When the jolly old elf does not quite fit a family's religious convictions

December 1976:

You are a devout Christian with an even more devout husband. At 22 you already have three children, ages 1, 5 and 6.

Right now, as you lie in bed a few weeks before Christmas, your husband Larry (not his real name) brings it up again, as he has since your oldest daughter Mary (not her real name) was born. "What are we going to do about Christmas this year?" He's uncomfortable with the Santa Claus you grew up with and would rather not participate in the idea.

Weekly Bible study has convinced him (and has just barely convinced you) that the concept of Santa Claus is a demonic ploy to sway children from the real meaning of Christmas—the birth of our Lord and Savior.

"But they don't understand any of that," you say, thinking of the closet of toys you hope to find courage to tell him about at some point before Christmas.

Frustrated, he mumbles something about "The Dark Helper of the Bishop St. Nicholas" before falling asleep.

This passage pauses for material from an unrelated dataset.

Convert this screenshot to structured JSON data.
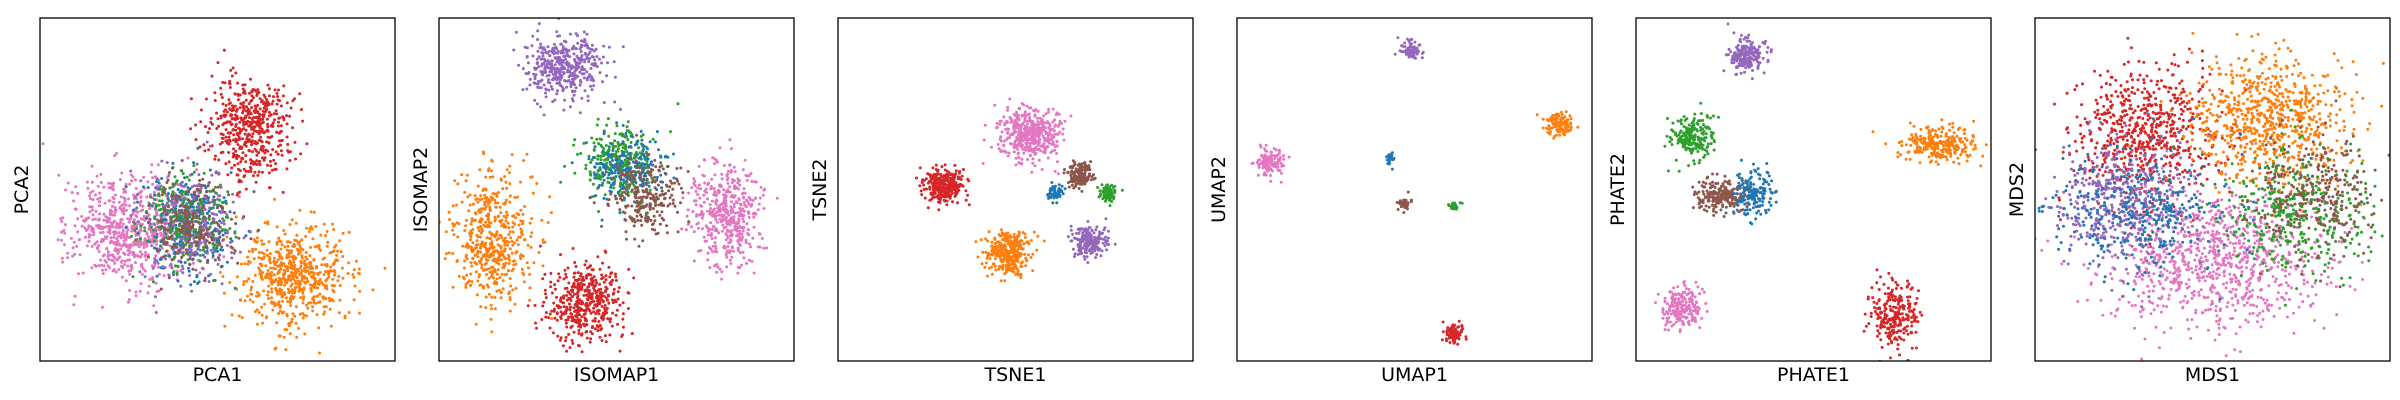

This year, you compromise. You stop signing, "From Santa," on gifts. You hope your husband will grow out of it.

December 1977:

He doesn't grow out of it. This year, when you discuss Christmas with your husband, he seems even more zealous than before. You think drastic measures may be in order.

While he's working the night shift, you call to your oldest daughter Mary, now 7 years old. She's watching Rudolph in the living room with her brother and sister. The reindeer has just redeemed himself to "Santa Christ," as Larry would say. In her bubble-gum encrusted nightgown, Mary comes to your bedroom. When she sees that you've laid out all of the gifts on your bed, she stands at the door frame in shock.

You tell her, in the sweetest voice you can muster, that you're letting her in on a very special secret and that you need her help wrapping gifts. You tell yourself you're doing this—destroying her Santa illusion—for your husband, as Mary stares at the Holly Hobby doll house she wanted, sitting lopsided near your pillows.

This year, you compromise with Mary, too. "We can pretend we are Santa's elves," you say.

December 1978:

You come home late after spending too much money at the mall.

"Where have you been?" screams Travis (his real name), now 3 years old and prone to angry outbursts. Mary knows exactly what you've been up to. She scuttles the bags of gifts from the front door to your bedroom while you take Travis to the kitchen as a diversion.

Your other daughter, Lisa (not her real name), has gone overlooked in all this fuss (as usual). She barges in on Mary hiding the gifts in your closet.

Lisa cannot keep a secret. She will never be able to, as you will find out so many times over the years. As you are pouring Travis a second glass of milk, she races right up to you and beams maniacally because she has caught you in a great big lie.

"I know all about it," she tells you, smugly. Please please please don't let her tell the youngest, you beg sweet Jesus. Thankfully, she knows better.

That night you'll dream of a Claymation Santa Claus and Satan standing in a burning cauldron. In this dream, your husband Larry lies dead on the ground.

December 1979:

There is no bedroom Christmas conversation this year. You aren't sure why, but Larry has stopped going to Bible study. He even watched a few cartoon Christmas specials with the kids.

You wake up three days before Christmas with a list in your head. Most of this is from "randomly placed" scraps of paper your daughters have cut out of their grandmother's Sears catalog. Larry has also offered gift suggestions. (Gift suggestions!) He's worried his 4-year-old son is too effeminate.

On Christmas morning, your daughters open up their matching jewelry boxes, matching sweaters, and matching earrings. For the first time ever, they look at you in disgust for lack of imagination. You'll soon learn they will forever resent getting the exact same things as each other, every year, just because they are sisters.

Your son Travis opens up his presents, the presents you bought at Larry's insistence. There is a suction-cup bow-and-arrow set, which he'll never learn how to use, and a Tonka truck, which he promptly throws down in disgust. Travis cries that Santa didn't read his Christmas list. He cries that he hates Santa Claus. He yells that Santa had better die by falling into a chimney fire. He yells that he wanted Star Wars action figures and piano lessons.

You look at Larry. His face is a mixture of horror and anger. Since giving in to the Satanism of Santa for the first time, he has been sent a wrathful rebuke from God in the form of an ungrateful son. He rushes off to shovel snow out of the driveway, and yells at your daughters, "Tell him there's no Santa Claus!" You know your son heard that terrible declaration, but out of guilt he will pretend he hadn't for a few more years and instead take a more aggressive tack in his "letters to Santa," leaving them for you—and only you—to find.

Larry will never speak about this to you again. Santa, as it turns out, was evil after all.